Google Photos lets iPhone users edit images by describing changes
TL;DR
Google Photos now allows iPhone users to edit images by typing or speaking descriptions, with AI updates including conversational edits, improved facial adjustments, and new creative tools. The 'Help me edit' feature and redesigned UI are rolling out on iOS in the US, enhancing personalization and ease of use. Additional updates include an 'Ask' button for chatbot-style edits and expanded 'Ask Photos' tool availability.
Google is rolling out several AI updates to its Google Photos app, including iOS support for conversational edits, more accurate facial editing, and new AI tools. This means the “Help me edit” feature that lets you describe how you want Google’s AI to change your photos will be available to iPhone users, following its release on Pixel and other Android devices.
“Starting to roll out on iOS in the US, you can simply describe the edits you want using your voice or text and watch Google Photos bring your vision to life,” Google said in its announcement blog. This update also brings the redesigned editor UI for Google Photos to iPhones, making it easy to adjust images with simple gestures and one-tap suggestions.
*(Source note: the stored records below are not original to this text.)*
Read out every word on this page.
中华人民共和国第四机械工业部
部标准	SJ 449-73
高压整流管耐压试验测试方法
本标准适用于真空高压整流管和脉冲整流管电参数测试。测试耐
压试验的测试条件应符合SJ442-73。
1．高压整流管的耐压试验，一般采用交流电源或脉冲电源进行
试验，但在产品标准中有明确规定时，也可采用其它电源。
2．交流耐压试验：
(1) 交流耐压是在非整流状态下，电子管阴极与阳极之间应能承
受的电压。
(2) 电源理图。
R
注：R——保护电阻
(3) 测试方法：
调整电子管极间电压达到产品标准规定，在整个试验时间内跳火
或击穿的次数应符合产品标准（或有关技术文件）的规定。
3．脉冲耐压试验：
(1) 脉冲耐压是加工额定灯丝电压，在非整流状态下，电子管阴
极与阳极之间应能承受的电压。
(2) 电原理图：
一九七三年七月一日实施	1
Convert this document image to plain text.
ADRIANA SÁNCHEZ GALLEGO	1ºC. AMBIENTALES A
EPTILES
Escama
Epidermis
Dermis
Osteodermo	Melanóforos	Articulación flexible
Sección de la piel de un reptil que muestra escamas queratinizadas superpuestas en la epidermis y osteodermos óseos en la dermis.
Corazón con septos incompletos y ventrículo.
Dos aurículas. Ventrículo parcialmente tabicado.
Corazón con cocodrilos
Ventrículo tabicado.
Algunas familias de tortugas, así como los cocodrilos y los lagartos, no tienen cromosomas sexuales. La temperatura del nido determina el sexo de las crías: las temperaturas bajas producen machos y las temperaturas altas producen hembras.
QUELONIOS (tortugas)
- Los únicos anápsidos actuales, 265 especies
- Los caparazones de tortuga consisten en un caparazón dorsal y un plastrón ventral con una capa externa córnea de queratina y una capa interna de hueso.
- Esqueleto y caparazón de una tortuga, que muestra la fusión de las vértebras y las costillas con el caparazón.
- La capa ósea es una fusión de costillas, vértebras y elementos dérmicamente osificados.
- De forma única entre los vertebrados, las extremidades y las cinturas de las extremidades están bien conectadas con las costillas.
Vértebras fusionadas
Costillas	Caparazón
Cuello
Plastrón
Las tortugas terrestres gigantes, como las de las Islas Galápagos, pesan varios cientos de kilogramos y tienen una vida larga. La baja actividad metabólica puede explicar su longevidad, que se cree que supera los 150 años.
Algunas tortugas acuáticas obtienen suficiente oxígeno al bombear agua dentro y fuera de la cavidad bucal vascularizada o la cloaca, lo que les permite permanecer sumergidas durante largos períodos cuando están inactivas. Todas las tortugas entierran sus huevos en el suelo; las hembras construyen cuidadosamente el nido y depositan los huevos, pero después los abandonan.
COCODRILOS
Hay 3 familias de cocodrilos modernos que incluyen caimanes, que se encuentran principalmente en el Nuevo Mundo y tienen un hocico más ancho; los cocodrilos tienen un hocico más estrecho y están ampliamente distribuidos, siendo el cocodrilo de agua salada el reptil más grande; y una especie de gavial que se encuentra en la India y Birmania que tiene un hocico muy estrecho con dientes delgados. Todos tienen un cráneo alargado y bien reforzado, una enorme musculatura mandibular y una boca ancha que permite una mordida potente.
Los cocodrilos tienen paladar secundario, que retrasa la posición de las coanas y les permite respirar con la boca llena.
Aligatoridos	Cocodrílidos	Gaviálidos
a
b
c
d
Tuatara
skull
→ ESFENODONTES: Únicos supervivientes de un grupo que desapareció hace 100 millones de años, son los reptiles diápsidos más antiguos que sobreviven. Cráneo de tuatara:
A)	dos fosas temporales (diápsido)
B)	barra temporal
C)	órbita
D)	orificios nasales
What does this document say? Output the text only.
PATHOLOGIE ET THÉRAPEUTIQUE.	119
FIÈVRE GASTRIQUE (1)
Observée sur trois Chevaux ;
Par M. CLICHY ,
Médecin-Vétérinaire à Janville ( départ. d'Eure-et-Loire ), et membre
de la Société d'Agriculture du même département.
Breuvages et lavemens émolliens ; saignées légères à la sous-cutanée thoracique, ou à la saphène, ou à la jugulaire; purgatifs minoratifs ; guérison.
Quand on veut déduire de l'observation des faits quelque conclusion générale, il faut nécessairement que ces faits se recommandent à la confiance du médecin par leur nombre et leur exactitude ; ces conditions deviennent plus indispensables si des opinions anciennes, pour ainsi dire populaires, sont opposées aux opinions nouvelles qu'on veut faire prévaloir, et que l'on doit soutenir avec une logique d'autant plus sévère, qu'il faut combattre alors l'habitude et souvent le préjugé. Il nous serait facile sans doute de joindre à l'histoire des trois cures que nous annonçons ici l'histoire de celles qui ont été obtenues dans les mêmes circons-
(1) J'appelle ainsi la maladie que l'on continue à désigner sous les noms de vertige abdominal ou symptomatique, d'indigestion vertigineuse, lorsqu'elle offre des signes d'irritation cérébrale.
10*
New personalized editing capabilities should make changing something about you or your friends’ faces — such as removing glasses, opening blinked eyes, or inserting a smile — more accurate by referencing images from your private face groups. Google’s Nano Banana AI model is also being integrated into Google Photos, giving users more options for transforming images into new styles like paintings, mosaics, and illustrations.
Other updates include a new “Ask” button for Android and iOS users, which launches a chatbot-style interface to edit images and answer questions about their contents, and ready-made AI templates for Android users that let you instantly edit photos using popular prompts, such as “put me in a high fashion photoshoot.” The “Ask Photos” tool that makes it easier to find specific images in your gallery is also being expanded to more than 100 new regions and 17 new languages.